Actually, the bug also affects Regions with positive dimensions, so this should be fixed ASAP! I thought I tested it before the last PR but I must have messed it up. Sorry for that!

SmylerMC commented 2 years ago

About the position calculation, it might be worth writing helper functions and unit tests to unsure everything keeps working in future versions.

SmylerMC commented 2 years ago

It might be a good idea to make BlockState#__repr__() use your new BlockState#to_block_state_identifier() method instead of the current implementation.

boscawinks commented 2 years ago

Fortunately, I have to learn how to do test in Python for work anyway, so I could look into this in the future. For this PR I would leave it as is.

boscawinks commented 2 years ago

It might be a good idea to make BlockState#__repr__() use your new BlockState#to_block_state_identifier() method instead of the current implementation.

Sure, but I don't have the overview to foresee what this might break.

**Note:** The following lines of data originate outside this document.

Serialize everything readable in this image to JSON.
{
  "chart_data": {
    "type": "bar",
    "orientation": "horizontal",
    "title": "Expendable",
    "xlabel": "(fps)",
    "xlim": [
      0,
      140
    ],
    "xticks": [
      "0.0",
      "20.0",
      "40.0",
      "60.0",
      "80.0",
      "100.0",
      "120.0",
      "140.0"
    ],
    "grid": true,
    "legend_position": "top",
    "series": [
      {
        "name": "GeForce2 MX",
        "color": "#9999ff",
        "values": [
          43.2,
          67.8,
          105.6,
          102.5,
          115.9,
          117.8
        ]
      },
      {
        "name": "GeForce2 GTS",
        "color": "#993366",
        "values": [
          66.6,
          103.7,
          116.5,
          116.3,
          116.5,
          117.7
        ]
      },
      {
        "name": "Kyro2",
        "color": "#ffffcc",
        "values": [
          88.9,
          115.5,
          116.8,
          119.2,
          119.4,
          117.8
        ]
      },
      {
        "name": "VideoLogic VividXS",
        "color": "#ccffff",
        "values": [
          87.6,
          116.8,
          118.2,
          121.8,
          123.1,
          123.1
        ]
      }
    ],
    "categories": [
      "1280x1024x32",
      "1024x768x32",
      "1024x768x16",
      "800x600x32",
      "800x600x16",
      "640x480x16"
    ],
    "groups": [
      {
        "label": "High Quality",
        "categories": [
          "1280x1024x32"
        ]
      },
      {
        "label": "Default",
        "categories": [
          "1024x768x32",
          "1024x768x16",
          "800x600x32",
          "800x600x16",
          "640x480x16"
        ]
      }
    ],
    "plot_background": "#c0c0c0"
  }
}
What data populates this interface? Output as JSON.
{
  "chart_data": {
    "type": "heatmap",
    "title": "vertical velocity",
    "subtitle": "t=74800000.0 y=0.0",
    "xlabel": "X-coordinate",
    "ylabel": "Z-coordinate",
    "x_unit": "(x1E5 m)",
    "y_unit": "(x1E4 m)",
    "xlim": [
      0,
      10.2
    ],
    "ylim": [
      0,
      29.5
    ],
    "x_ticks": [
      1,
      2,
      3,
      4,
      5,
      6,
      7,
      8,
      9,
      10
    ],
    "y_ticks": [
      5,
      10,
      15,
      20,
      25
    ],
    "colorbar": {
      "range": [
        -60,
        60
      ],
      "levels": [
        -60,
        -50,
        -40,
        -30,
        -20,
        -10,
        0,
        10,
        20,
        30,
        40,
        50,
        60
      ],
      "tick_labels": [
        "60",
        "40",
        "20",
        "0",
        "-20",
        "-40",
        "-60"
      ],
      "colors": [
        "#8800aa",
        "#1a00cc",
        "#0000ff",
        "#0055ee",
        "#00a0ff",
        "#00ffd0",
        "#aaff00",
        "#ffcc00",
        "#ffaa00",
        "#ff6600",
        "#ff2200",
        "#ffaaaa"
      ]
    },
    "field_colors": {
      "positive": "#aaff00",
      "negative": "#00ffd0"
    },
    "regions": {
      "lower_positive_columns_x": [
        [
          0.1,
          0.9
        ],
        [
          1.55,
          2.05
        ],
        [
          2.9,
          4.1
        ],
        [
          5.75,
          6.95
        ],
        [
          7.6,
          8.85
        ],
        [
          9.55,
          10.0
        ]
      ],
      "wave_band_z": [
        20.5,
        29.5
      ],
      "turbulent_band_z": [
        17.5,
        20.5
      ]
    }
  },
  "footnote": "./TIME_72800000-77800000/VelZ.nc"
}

SmylerMC commented 2 years ago

It might be a good idea to make BlockState#__repr__() use your new BlockState#to_block_state_identifier() method instead of the current implementation.

Sure, but I don't have the overview to foresee what this might break.

Hum, I hadn't though of that, do you think anyone relies on __repr__'s output in any way ? That would be a weird use case but it is possible.

boscawinks commented 2 years ago

It might be a good idea to make BlockState#__repr__() use your new BlockState#to_block_state_identifier() method instead of the current implementation.

Sure, but I don't have the overview to foresee what this might break.

Hum, I hadn't though of that, do you think anyone relies on __repr__'s output in any way ? That would be a weird use case but it is possible.

I was worried more about internal use, but after a quick search I couldn't find any

boscawinks commented 2 years ago

Shouldn't the program exit when the id of the entity isn't defined? Litematica only removed the id for TileEntities not Entities.

boscawinks commented 2 years ago

Ah, my bad. I wasn't sure if the exception would automatically terminate the program. Which it will. Will remove it.

SmylerMC commented 2 years ago

Shouldn't the program exit when the id of the entity isn't defined? Litematica only removed the id for TileEntities not Entities.

Calling exit() yourself is a rather violent way to deal with it, especially in a library. That would terminate the entire program without any chance to recover. Raising the exception is more than enough. It will interrupt the execution until an except block is reached in the stack, giving a chance to the code that called the method to deal with the exception by, for example, displaying a nice error message to the user. In fact, here exit is never called, as the raise instruction immediately stops the interruption of the program. If the exception is not caught by an except block, python will simply show the error message and stack trace and terminate.

Here is a good if you want to improve or refresh your understanding of exceptions.

boscawinks commented 2 years ago

Here is a good if you want to improve or refresh your understanding of exceptions.

Thanks for the pointers! I removed the call.